We’re going to win the US Senate, we need four seats and we recruited well. Dems must defend twice as many seat. Don’t get overconfident, a lot will happen before Nov ’12. (Odds are 73-25 GOP wins control) The DSCC at $10.9M has more COH than the NRSC at 6.8M.
This week confirms that, nationally, it is Cain, then Romney at the top, and then some order of Gingrich, Paul and Perry. However, Romney leads or is tied for the lead in the five states up first. In keeping with the LV theme of last week, the betting line is 69.8% Romney, 11.4% Perry and 6.4% Cain. Jul-Sep raising: Perry $17.2M, Romney 14.2M, Paul 8M, Bachmann 4.1M, Cain 2.8M, Huntsman 2.2M. The numbers get distorted when candidates can chuck a couple million of personal funds into the kitty.
Ten days ago, NV agreed to move their caucus and that caused…..never mind. It was tense, complicated and interesting (reading and hearing about it). Bottom line is that the RNC negotiated dates with several parties which keeps the primaries/caucuses from starting in Dec.
I don’t recall having such a bench, nationally. The Presidential candidates are good and any one of them will be better than Obama, or Clinton if she ends up as the dem nominee. I haven’t decided on a Republican nominee, we have a long way to go. This election is so important that, unlike the past two years of working exclusively with conservatives, I’ll go with the most conservative candidate who can beat Obama. Some have suggested that our strong Presidential field may even be eclipsed by others not in that race – Rubio, McDonnell, Christie, Sandoval, Ryan, Barbour, Cantor, Martinez, West, Jindal. I don’t want to leave anyone out but you get the idea. In off-year elections, last month Jindal won overwhelmingly in LA. VA (watch this swing state which will be critical in ’12), MS and NJ coming up next week.
In this important 2012 cycle, 31% (up from 20% last month) of Republicans believe winning is the priority. 2010 was different and valuable for conservatives. In ’10, some conservatives chose to lose races (not on purpose) to make the point ‘I’m not going to take this any longer.” It worked. This cycle, when you realize that your favorite candidate may not win, you must join the coalition fighting to beat dems.
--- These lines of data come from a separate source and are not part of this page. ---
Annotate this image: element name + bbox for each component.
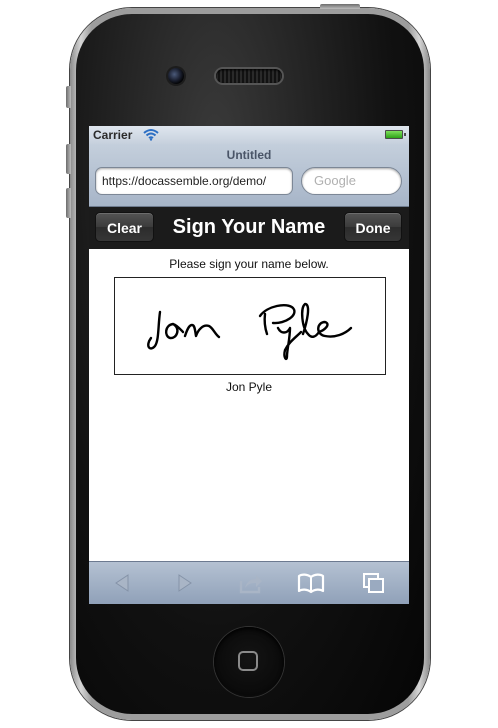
browser-chrome: Untitled https://docassemble.org/demo/ G… (89, 144, 409, 207)
earpiece-speaker (216, 69, 282, 83)
home-icon (238, 651, 258, 671)
status-bar: Carrier (89, 126, 409, 144)
mute-switch (66, 86, 71, 108)
volume-down-button (66, 188, 71, 218)
instructions-text: Please sign your name below. (169, 257, 329, 271)
carrier-label: Carrier (93, 128, 133, 142)
browser-toolbar (89, 561, 409, 604)
clear-button[interactable]: Clear (95, 212, 154, 242)
power-button (320, 4, 360, 9)
phone-screen: Carrier Untitled https://docassemble.org… (89, 126, 409, 604)
nav-title: Sign Your Name (172, 216, 326, 238)
navigation-bar: Clear Sign Your Name Done (89, 207, 409, 249)
signature-pad[interactable] (114, 277, 386, 375)
signature-drawing (147, 302, 353, 361)
tabs-icon[interactable] (359, 569, 389, 597)
forward-icon[interactable] (170, 569, 200, 597)
bookmarks-icon[interactable] (296, 569, 326, 597)
volume-up-button (66, 144, 71, 174)
home-button[interactable] (214, 627, 284, 697)
front-camera (168, 68, 184, 84)
done-button[interactable]: Done (344, 212, 402, 242)
page-title: Untitled (226, 148, 272, 162)
url-field[interactable]: https://docassemble.org/demo/ (95, 167, 293, 195)
back-icon[interactable] (107, 569, 137, 597)
share-icon[interactable] (235, 569, 265, 597)
page-content: Please sign your name below. Jon Pyle (89, 249, 409, 561)
wifi-icon (143, 129, 159, 141)
battery-icon (385, 130, 406, 139)
search-input[interactable]: Google (301, 167, 402, 195)
signature-name: Jon Pyle (225, 380, 273, 394)
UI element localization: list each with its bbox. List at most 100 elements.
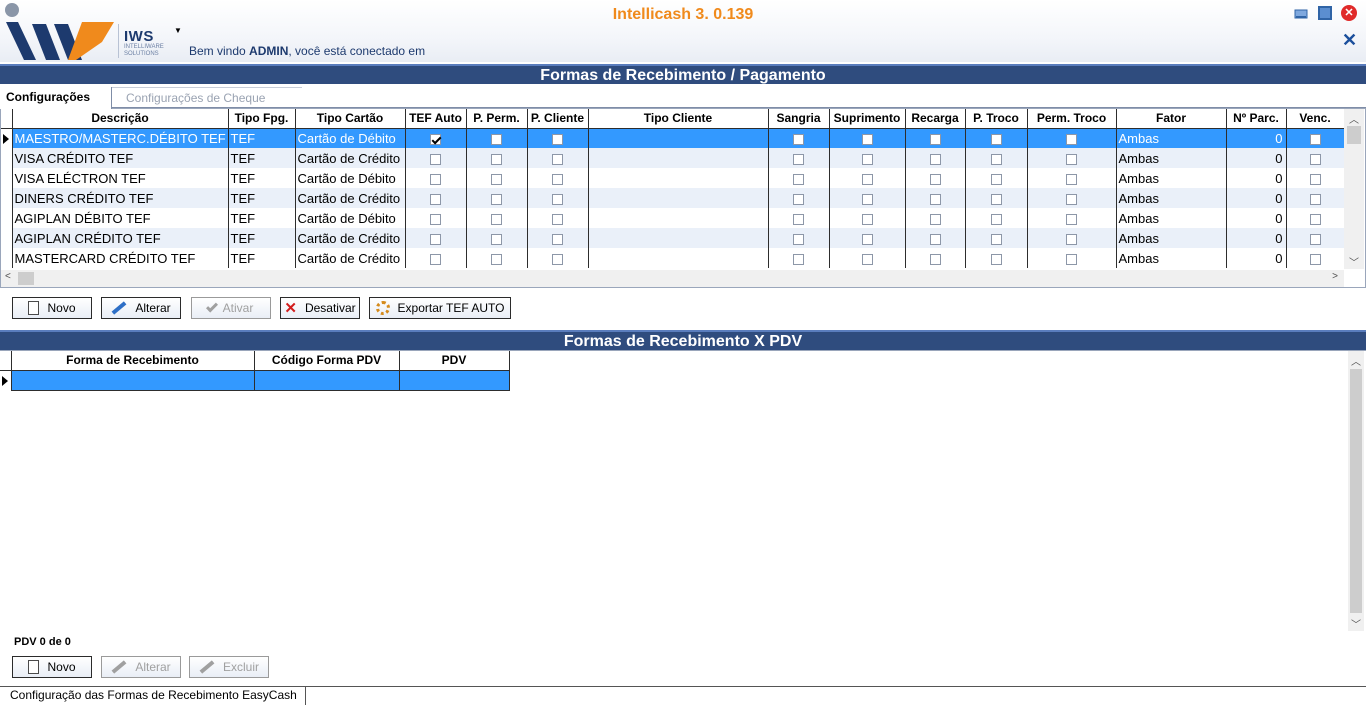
cell-tipo-cartao[interactable]: Cartão de Débito bbox=[295, 168, 406, 188]
cell-perm-troco[interactable] bbox=[1027, 188, 1117, 208]
column-header[interactable]: P. Troco bbox=[965, 109, 1028, 129]
cell-recarga[interactable] bbox=[905, 148, 966, 168]
cell-vencimento[interactable] bbox=[1286, 188, 1345, 208]
sangria-checkbox[interactable] bbox=[793, 233, 804, 245]
cell-tipo-cliente[interactable] bbox=[588, 128, 769, 148]
vencimento-checkbox[interactable] bbox=[1309, 173, 1321, 185]
cell-descricao[interactable]: VISA CRÉDITO TEF bbox=[12, 148, 229, 168]
p-perm-checkbox[interactable] bbox=[491, 233, 502, 245]
cell-sangria[interactable] bbox=[768, 208, 830, 228]
p-cliente-checkbox[interactable] bbox=[552, 173, 563, 185]
recarga-checkbox[interactable] bbox=[929, 213, 941, 225]
grid1-scroll-thumb[interactable] bbox=[1347, 126, 1361, 144]
cell-parcelas[interactable]: 0 bbox=[1226, 168, 1287, 188]
column-header[interactable]: Tipo Fpg. bbox=[228, 109, 296, 129]
tef-auto-checkbox[interactable] bbox=[430, 213, 441, 225]
suprimento-checkbox[interactable] bbox=[861, 213, 873, 225]
alterar-button[interactable]: Alterar bbox=[101, 297, 181, 319]
column-header[interactable]: PDV bbox=[399, 351, 510, 371]
p-cliente-checkbox[interactable] bbox=[552, 193, 563, 205]
p-cliente-checkbox[interactable] bbox=[552, 213, 563, 225]
perm-troco-checkbox[interactable] bbox=[1066, 133, 1077, 145]
cell-p-perm[interactable] bbox=[466, 208, 528, 228]
p-cliente-checkbox[interactable] bbox=[552, 233, 563, 245]
scroll-left-icon[interactable]: < bbox=[5, 271, 11, 282]
cell-parcelas[interactable]: 0 bbox=[1226, 188, 1287, 208]
pdv-novo-button[interactable]: Novo bbox=[12, 656, 92, 678]
perm-troco-checkbox[interactable] bbox=[1066, 213, 1077, 225]
column-header[interactable]: Sangria bbox=[768, 109, 830, 129]
cell-parcelas[interactable]: 0 bbox=[1226, 208, 1287, 228]
cell-perm-troco[interactable] bbox=[1027, 248, 1117, 268]
cell-forma[interactable] bbox=[11, 370, 255, 391]
cell-vencimento[interactable] bbox=[1286, 168, 1345, 188]
cell-p-troco[interactable] bbox=[965, 208, 1028, 228]
tab-configuracoes[interactable]: Configurações bbox=[0, 87, 112, 109]
suprimento-checkbox[interactable] bbox=[861, 193, 873, 205]
cell-perm-troco[interactable] bbox=[1027, 128, 1117, 148]
recarga-checkbox[interactable] bbox=[929, 193, 941, 205]
cell-fator[interactable]: Ambas bbox=[1116, 168, 1227, 188]
cell-p-troco[interactable] bbox=[965, 228, 1028, 248]
column-header[interactable]: Perm. Troco bbox=[1027, 109, 1117, 129]
grid2-scroll-thumb[interactable] bbox=[1350, 369, 1362, 613]
cell-sangria[interactable] bbox=[768, 228, 830, 248]
p-troco-checkbox[interactable] bbox=[990, 133, 1002, 145]
table-row[interactable]: VISA ELÉCTRON TEF TEF Cartão de Débito Amba… bbox=[1, 168, 1345, 188]
p-troco-checkbox[interactable] bbox=[990, 253, 1002, 265]
table-row[interactable]: VISA CRÉDITO TEF TEF Cartão de Crédito Amba… bbox=[1, 148, 1345, 168]
cell-p-troco[interactable] bbox=[965, 128, 1028, 148]
p-perm-checkbox[interactable] bbox=[491, 173, 502, 185]
cell-descricao[interactable]: VISA ELÉCTRON TEF bbox=[12, 168, 229, 188]
cell-p-cliente[interactable] bbox=[527, 128, 589, 148]
cell-parcelas[interactable]: 0 bbox=[1226, 228, 1287, 248]
recarga-checkbox[interactable] bbox=[929, 173, 941, 185]
column-header[interactable]: Tipo Cliente bbox=[588, 109, 769, 129]
scroll-right-icon[interactable]: > bbox=[1332, 271, 1338, 282]
perm-troco-checkbox[interactable] bbox=[1066, 153, 1077, 165]
sangria-checkbox[interactable] bbox=[793, 213, 804, 225]
p-cliente-checkbox[interactable] bbox=[552, 133, 563, 145]
cell-vencimento[interactable] bbox=[1286, 208, 1345, 228]
desativar-button[interactable]: ✕ Desativar bbox=[280, 297, 360, 319]
cell-vencimento[interactable] bbox=[1286, 228, 1345, 248]
tef-auto-checkbox[interactable] bbox=[430, 133, 441, 145]
close-window-icon[interactable]: ✕ bbox=[1341, 5, 1357, 21]
cell-p-cliente[interactable] bbox=[527, 168, 589, 188]
cell-parcelas[interactable]: 0 bbox=[1226, 128, 1287, 148]
cell-fator[interactable]: Ambas bbox=[1116, 208, 1227, 228]
cell-pdv[interactable] bbox=[399, 370, 510, 391]
cell-perm-troco[interactable] bbox=[1027, 228, 1117, 248]
table-row[interactable] bbox=[0, 370, 510, 391]
cell-perm-troco[interactable] bbox=[1027, 208, 1117, 228]
tef-auto-checkbox[interactable] bbox=[430, 173, 441, 185]
suprimento-checkbox[interactable] bbox=[861, 173, 873, 185]
cell-p-perm[interactable] bbox=[466, 248, 528, 268]
p-troco-checkbox[interactable] bbox=[990, 193, 1002, 205]
cell-tipo-cartao[interactable]: Cartão de Débito bbox=[295, 128, 406, 148]
sangria-checkbox[interactable] bbox=[793, 253, 804, 265]
cell-descricao[interactable]: DINERS CRÉDITO TEF bbox=[12, 188, 229, 208]
column-header[interactable]: Descrição bbox=[12, 109, 229, 129]
cell-suprimento[interactable] bbox=[829, 128, 906, 148]
cell-tipo-cliente[interactable] bbox=[588, 228, 769, 248]
cell-tef-auto[interactable] bbox=[405, 208, 467, 228]
column-header[interactable]: Forma de Recebimento bbox=[11, 351, 255, 371]
table-row[interactable]: AGIPLAN DÉBITO TEF TEF Cartão de Débito Amb… bbox=[1, 208, 1345, 228]
cell-tipo-cliente[interactable] bbox=[588, 208, 769, 228]
p-troco-checkbox[interactable] bbox=[990, 173, 1002, 185]
cell-p-cliente[interactable] bbox=[527, 208, 589, 228]
vencimento-checkbox[interactable] bbox=[1309, 193, 1321, 205]
cell-tipo-fpg[interactable]: TEF bbox=[228, 228, 296, 248]
cell-p-cliente[interactable] bbox=[527, 188, 589, 208]
cell-suprimento[interactable] bbox=[829, 188, 906, 208]
cell-p-perm[interactable] bbox=[466, 188, 528, 208]
cell-fator[interactable]: Ambas bbox=[1116, 248, 1227, 268]
cell-tipo-cliente[interactable] bbox=[588, 168, 769, 188]
cell-recarga[interactable] bbox=[905, 128, 966, 148]
column-header[interactable]: Tipo Cartão bbox=[295, 109, 406, 129]
ativar-button[interactable]: Ativar bbox=[191, 297, 271, 319]
vencimento-checkbox[interactable] bbox=[1309, 133, 1321, 145]
p-perm-checkbox[interactable] bbox=[491, 213, 502, 225]
cell-vencimento[interactable] bbox=[1286, 128, 1345, 148]
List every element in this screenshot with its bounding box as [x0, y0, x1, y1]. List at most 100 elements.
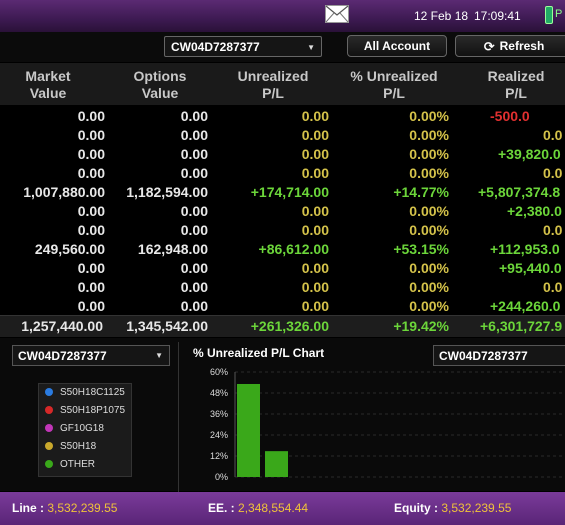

That is the only way we win. In the end, we must nominate the most conservative (my opinion) Republican who can beat Obama. Until then, we should have vigorous and tough primary contests, challenging our candidates to be ready for desperate dems trying to hold the Presidency, a US Senate majority, Congressional and local seats. The key for 2012? – No one stays home. Everyone comes together and backs our candidate because it is not too late to save the US, but it may be if we fail in 2012.
At the October H17,18,19 District Meeting, it was made public that Paul and Linda Smith are departing Hawaii at the end of the year. When you see or write them, thank them. They are business owners who didn’t have to be involved in politics. They are good people and among things to numerous to write, Linda was center to bringing HRP to relevancy in the early 90s and absolutely instrumental in the Lingle administration. Paul was a State Senate candidate, President of our conservative Hawaii Republican Assembly and key at the start of the Hawaii Tea party movement.